What is the logics how to prevent a middle node from cheating? If he uses Cloak released client, he can never cheat. The problem is that he can create his own client, with same interfaces, and does not do the transaction as described. Does the system have anyway to prevent it?

[Bobsurplus]

You dont get it. This question has been answered. If you think it's possible to do then please demo it for all of us.

[smokim87]

Well the thread title seems abit misleading, are you saying PoSA is not a trustless system or claiming its not? From what I understand just by reading the title is that CLoaks PoSA is not trustless. Might want to take a look at that.

[strasboug]

You dont get it. This question has been answered. If you think it's possible to do then please demo it for all of us.
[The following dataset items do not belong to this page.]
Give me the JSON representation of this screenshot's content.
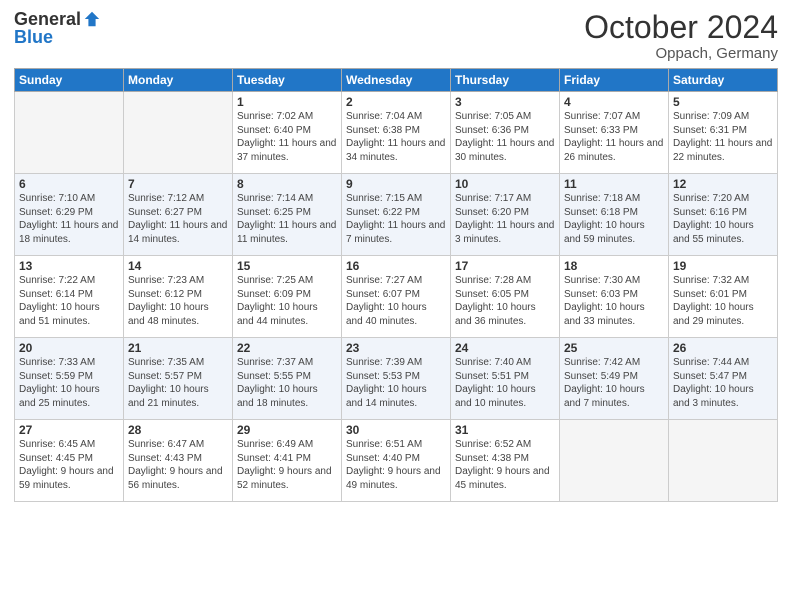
{
  "header": {
    "logo_general": "General",
    "logo_blue": "Blue",
    "month": "October 2024",
    "location": "Oppach, Germany"
  },
  "weekdays": [
    "Sunday",
    "Monday",
    "Tuesday",
    "Wednesday",
    "Thursday",
    "Friday",
    "Saturday"
  ],
  "weeks": [
    [
      {
        "day": "",
        "empty": true
      },
      {
        "day": "",
        "empty": true
      },
      {
        "day": "1",
        "sunrise": "Sunrise: 7:02 AM",
        "sunset": "Sunset: 6:40 PM",
        "daylight": "Daylight: 11 hours and 37 minutes."
      },
      {
        "day": "2",
        "sunrise": "Sunrise: 7:04 AM",
        "sunset": "Sunset: 6:38 PM",
        "daylight": "Daylight: 11 hours and 34 minutes."
      },
      {
        "day": "3",
        "sunrise": "Sunrise: 7:05 AM",
        "sunset": "Sunset: 6:36 PM",
        "daylight": "Daylight: 11 hours and 30 minutes."
      },
      {
        "day": "4",
        "sunrise": "Sunrise: 7:07 AM",
        "sunset": "Sunset: 6:33 PM",
        "daylight": "Daylight: 11 hours and 26 minutes."
      },
      {
        "day": "5",
        "sunrise": "Sunrise: 7:09 AM",
        "sunset": "Sunset: 6:31 PM",
        "daylight": "Daylight: 11 hours and 22 minutes."
      }
    ],
    [
      {
        "day": "6",
        "sunrise": "Sunrise: 7:10 AM",
        "sunset": "Sunset: 6:29 PM",
        "daylight": "Daylight: 11 hours and 18 minutes."
      },
      {
        "day": "7",
        "sunrise": "Sunrise: 7:12 AM",
        "sunset": "Sunset: 6:27 PM",
        "daylight": "Daylight: 11 hours and 14 minutes."
      },
      {
        "day": "8",
        "sunrise": "Sunrise: 7:14 AM",
        "sunset": "Sunset: 6:25 PM",
        "daylight": "Daylight: 11 hours and 11 minutes."
      },
      {
        "day": "9",
        "sunrise": "Sunrise: 7:15 AM",
        "sunset": "Sunset: 6:22 PM",
        "daylight": "Daylight: 11 hours and 7 minutes."
      },
      {
        "day": "10",
        "sunrise": "Sunrise: 7:17 AM",
        "sunset": "Sunset: 6:20 PM",
        "daylight": "Daylight: 11 hours and 3 minutes."
      },
      {
        "day": "11",
        "sunrise": "Sunrise: 7:18 AM",
        "sunset": "Sunset: 6:18 PM",
        "daylight": "Daylight: 10 hours and 59 minutes."
      },
      {
        "day": "12",
        "sunrise": "Sunrise: 7:20 AM",
        "sunset": "Sunset: 6:16 PM",
        "daylight": "Daylight: 10 hours and 55 minutes."
      }
    ],
    [
      {
        "day": "13",
        "sunrise": "Sunrise: 7:22 AM",
        "sunset": "Sunset: 6:14 PM",
        "daylight": "Daylight: 10 hours and 51 minutes."
      },
      {
        "day": "14",
        "sunrise": "Sunrise: 7:23 AM",
        "sunset": "Sunset: 6:12 PM",
        "daylight": "Daylight: 10 hours and 48 minutes."
      },
      {
        "day": "15",
        "sunrise": "Sunrise: 7:25 AM",
        "sunset": "Sunset: 6:09 PM",
        "daylight": "Daylight: 10 hours and 44 minutes."
      },
      {
        "day": "16",
        "sunrise": "Sunrise: 7:27 AM",
        "sunset": "Sunset: 6:07 PM",
        "daylight": "Daylight: 10 hours and 40 minutes."
      },
      {
        "day": "17",
        "sunrise": "Sunrise: 7:28 AM",
        "sunset": "Sunset: 6:05 PM",
        "daylight": "Daylight: 10 hours and 36 minutes."
      },
      {
        "day": "18",
        "sunrise": "Sunrise: 7:30 AM",
        "sunset": "Sunset: 6:03 PM",
        "daylight": "Daylight: 10 hours and 33 minutes."
      },
      {
        "day": "19",
        "sunrise": "Sunrise: 7:32 AM",
        "sunset": "Sunset: 6:01 PM",
        "daylight": "Daylight: 10 hours and 29 minutes."
      }
    ],
    [
      {
        "day": "20",
        "sunrise": "Sunrise: 7:33 AM",
        "sunset": "Sunset: 5:59 PM",
        "daylight": "Daylight: 10 hours and 25 minutes."
      },
      {
        "day": "21",
        "sunrise": "Sunrise: 7:35 AM",
        "sunset": "Sunset: 5:57 PM",
        "daylight": "Daylight: 10 hours and 21 minutes."
      },
      {
        "day": "22",
        "sunrise": "Sunrise: 7:37 AM",
        "sunset": "Sunset: 5:55 PM",
        "daylight": "Daylight: 10 hours and 18 minutes."
      },
      {
        "day": "23",
        "sunrise": "Sunrise: 7:39 AM",
        "sunset": "Sunset: 5:53 PM",
        "daylight": "Daylight: 10 hours and 14 minutes."
      },
      {
        "day": "24",
        "sunrise": "Sunrise: 7:40 AM",
        "sunset": "Sunset: 5:51 PM",
        "daylight": "Daylight: 10 hours and 10 minutes."
      },
      {
        "day": "25",
        "sunrise": "Sunrise: 7:42 AM",
        "sunset": "Sunset: 5:49 PM",
        "daylight": "Daylight: 10 hours and 7 minutes."
      },
      {
        "day": "26",
        "sunrise": "Sunrise: 7:44 AM",
        "sunset": "Sunset: 5:47 PM",
        "daylight": "Daylight: 10 hours and 3 minutes."
      }
    ],
    [
      {
        "day": "27",
        "sunrise": "Sunrise: 6:45 AM",
        "sunset": "Sunset: 4:45 PM",
        "daylight": "Daylight: 9 hours and 59 minutes."
      },
      {
        "day": "28",
        "sunrise": "Sunrise: 6:47 AM",
        "sunset": "Sunset: 4:43 PM",
        "daylight": "Daylight: 9 hours and 56 minutes."
      },
      {
        "day": "29",
        "sunrise": "Sunrise: 6:49 AM",
        "sunset": "Sunset: 4:41 PM",
        "daylight": "Daylight: 9 hours and 52 minutes."
      },
      {
        "day": "30",
        "sunrise": "Sunrise: 6:51 AM",
        "sunset": "Sunset: 4:40 PM",
        "daylight": "Daylight: 9 hours and 49 minutes."
      },
      {
        "day": "31",
        "sunrise": "Sunrise: 6:52 AM",
        "sunset": "Sunset: 4:38 PM",
        "daylight": "Daylight: 9 hours and 45 minutes."
      },
      {
        "day": "",
        "empty": true
      },
      {
        "day": "",
        "empty": true
      }
    ]
  ]
}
demo you can not see anything. The cheating will not be done with cloakcoin released client, the question is what measures used to prevent it.

[strasboug]

Well the thread title seems abit misleading, are you saying PoSA is not a trustless system or claiming its not? From what I understand just by reading the title is that CLoaks PoSA is not trustless. Might want to take a look at that.

From what I read it is not. The title reflects what I found out. But if you can prove me wrong, and I will correct the title.

[Bobsurplus]

You dont get it. This question has been answered. If you think it's possible to do then please demo it for all of us.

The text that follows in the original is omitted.